Studie des Weltwirtschaftsforums
Deutschland bietet Unternehmen zu wenig

Finnland hat die weltweit besten Voraussetzungen für mehr Wachstum und bietet Unternehmen hervorragende Rahmenbedingungen. Die USA folgen den Skandinaviern auf Platz zwei. Das ist das Ergebnis des heute zu veröffentlichenden internationalen Wettbewerbsfähigkeitsreports des Weltwirtschaftsforums.

pbs DÜSSELDORF. Die Organisation mit Sitz in Genf hat ein Netzwerk zwischen internationalen Unternehmen geknüpft und trifft sich traditionell einmal im Jahr in Davos zum Weltwirtschaftsgipfel – was regelmäßig den Protest zahlreicher Globalisierungsgegner hervorruft. Für ihren seit 1979 jährlich erscheinenden Report zur Wettbewerbsfähigkeit wurden Anfang dieses Jahres 7 741 Manager gebeten, die Situation in insgesamt 102 Staaten zu bewerten. Damit ist die Studie wesentlich umfangreicher als 2002. Damals bewerteten 4 735 Manager 80 Länder.

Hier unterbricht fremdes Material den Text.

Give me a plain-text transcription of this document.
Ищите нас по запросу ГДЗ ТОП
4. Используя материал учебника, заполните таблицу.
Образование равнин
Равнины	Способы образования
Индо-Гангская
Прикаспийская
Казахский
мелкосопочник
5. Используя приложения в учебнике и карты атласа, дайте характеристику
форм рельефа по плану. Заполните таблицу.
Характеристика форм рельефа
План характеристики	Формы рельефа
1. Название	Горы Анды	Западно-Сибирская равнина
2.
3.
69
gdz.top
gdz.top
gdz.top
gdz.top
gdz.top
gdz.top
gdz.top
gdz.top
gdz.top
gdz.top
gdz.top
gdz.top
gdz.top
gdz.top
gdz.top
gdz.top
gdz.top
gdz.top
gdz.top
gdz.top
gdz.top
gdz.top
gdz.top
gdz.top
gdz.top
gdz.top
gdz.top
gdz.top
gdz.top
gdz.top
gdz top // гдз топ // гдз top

Bewertet wurden eine Vielzahl von Kriterien: Zum Teil harte Daten, wie beispielsweise die Haushaltsverschuldung – zudem wurden aber auch die Einschätzungen der Führungskräfte zu Bürokratie und Korruption ausgewertet. Die drei wichtigsten Bereiche sind: Die Beurteilung der makroökonomischen und der politischen Rahmenbedingungen sowie des technologischen Fortschritts. Neu ist, dass dieses Jahr nicht nur die Höhe der Haushaltsverschuldung relevant ist, sondern auch, ob der Staat das Geld für vernünftige Investitionen ausgibt – oder es verschwendet. Hätte man diesen Maßstab bereits vergangenes Jahr angelegt, wären die USA damals schon von Platz ein auf zwei abgerutscht.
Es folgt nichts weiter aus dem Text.